The main divergence is caused by a big increase in share based payments, which look excessive at £420k in 2015. How can it possibly make sense for effectively bonuses to management, through shares, to consume all the profit, and cause a £279k overall loss? That seems pretty bonkers to me. So this looks very much like a lifestyle business, rather than a company that is run for the benefit of outside shareholders.

That said, I am reliably informed that there are excellent discounts on product available to shareholders, so I'll look into that, and possibly pick up a few shares just for the perks.

Balance sheet - is strong, but very strangely presented - only giving subtotals, and no breakdown of what is within current assets, for example. Most odd.


571a28591f38fCDGP_balance_sheet.PNG


From the notes, I see that £5.0m is stock, and £3.1m is cash. So the balance of £2.3m must be debtors. Why am I having to calculate this manually? It should be shown on the face of the balance sheet, as everyone else does! Maybe it's an ISDX thing? Give investors half the numbers, and let them work out the others, as a brainteaser?!

Crowdfunding - I'm impressed that £1.7m has been raised in this way to build a new brewery in Ashford. There have been some remarkable successes in crowdfunding for craft beer companies, so this is quite a hot space.

Awards - the company has won 3 awards for its wines in 2015. That could be good for the brand, longer term.

Risks & uncertainties - in the past I've tended to ignore these comments from companies, but I'm starting to focus more on them. There are often some very useful pointers in this section. In this case, the EU Referendum is mentioned specifically:

The uncertainty surrounding the EU referendum has had no real impact on our business to date. We would be affected, like all agriculturally based businesses if we were not able to access EU workers for our viticulture and the expertise in winemaking available in Europe. However, maintaining and developing a strong brand with high quality people is our best defence and we will continue to invest to ensure we are well placed.

There is always a risk of a poor harvest through extreme weather events which we mitigate through maintaining the highest standards of viticulture, choosing the very best sites and utilising the latest proven advances in technology and agriculture. We source from a wide geographic area to minimise micro-climatic variations. The diversification into beer also further protects our ability to continue to grow.

Competition continues to grow in our markets of English wines and craft beers, and we continue to invest in our people, brands and distribution to ensure that the business can thrive.

Outlook - this all sounds upbeat, and I like the touch of humour, re its customers being thirsty!

We have excellent fast growing brands in two very exciting markets and a strong balance sheet. We have blue chip customers, good export potential and enthusiastic and thirsty consumers. We have more stock of our wines available and more customers wanting our beer and cider.

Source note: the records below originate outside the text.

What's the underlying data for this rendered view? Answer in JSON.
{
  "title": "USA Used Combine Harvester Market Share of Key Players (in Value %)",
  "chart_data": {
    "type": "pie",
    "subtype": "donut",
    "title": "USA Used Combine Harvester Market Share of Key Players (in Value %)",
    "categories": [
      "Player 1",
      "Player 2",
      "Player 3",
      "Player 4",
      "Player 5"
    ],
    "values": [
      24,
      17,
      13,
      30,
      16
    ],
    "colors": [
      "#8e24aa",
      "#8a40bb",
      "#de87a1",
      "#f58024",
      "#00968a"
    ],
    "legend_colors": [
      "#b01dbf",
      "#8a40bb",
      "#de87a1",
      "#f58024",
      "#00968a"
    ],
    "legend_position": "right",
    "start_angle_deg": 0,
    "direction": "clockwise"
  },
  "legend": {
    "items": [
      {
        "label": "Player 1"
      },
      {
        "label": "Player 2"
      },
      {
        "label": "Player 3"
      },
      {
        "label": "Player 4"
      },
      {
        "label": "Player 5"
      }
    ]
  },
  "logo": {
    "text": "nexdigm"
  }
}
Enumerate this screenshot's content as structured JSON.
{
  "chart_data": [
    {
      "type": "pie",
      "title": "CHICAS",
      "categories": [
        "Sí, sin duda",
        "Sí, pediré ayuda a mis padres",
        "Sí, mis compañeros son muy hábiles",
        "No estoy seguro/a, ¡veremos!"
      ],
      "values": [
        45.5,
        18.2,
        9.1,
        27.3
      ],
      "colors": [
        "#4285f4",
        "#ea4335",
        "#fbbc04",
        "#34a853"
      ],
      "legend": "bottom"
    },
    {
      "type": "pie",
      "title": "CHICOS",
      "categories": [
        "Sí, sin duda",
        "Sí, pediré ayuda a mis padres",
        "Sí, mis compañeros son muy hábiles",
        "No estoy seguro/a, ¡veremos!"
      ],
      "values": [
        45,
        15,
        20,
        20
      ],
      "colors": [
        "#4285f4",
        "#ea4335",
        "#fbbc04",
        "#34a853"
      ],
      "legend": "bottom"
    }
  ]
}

With the construction of our new brewery on a highly visible site in Ashford, the development of our site in Tenterden and the continuing shift in demand towards high quality drinks made with passion and care, we remain confident that the prospects for the Group are excellent.

My opinion - OK this historic figures are rubbish, and the £33.3m market cap looks over-the-top by a considerable amount, looking at the historic figures. However, as a growth business, it might have potential, who knows?

I would be interested to know how rapidly the company could scale up production, if its wines become really popular? There seems to be a time lag to age the wines, which is not helpful. 90 more acres were planted in 2015, giving 193 acres overall now, and the company also seems to buy in grapes from a "high quality group of contracted growers".

Its brand of "Curious beers" has delivered 50% sales growth, so that sounds interesting.

Overall then, I'm intrigued by this share, and might buy a small amount just for the shareholder discounts initially. I like the "buzz" about its products that comes across from the narrative with today's results. The market cap looks much too high really, but I suspect that many shareholders see it as a fun thing to own.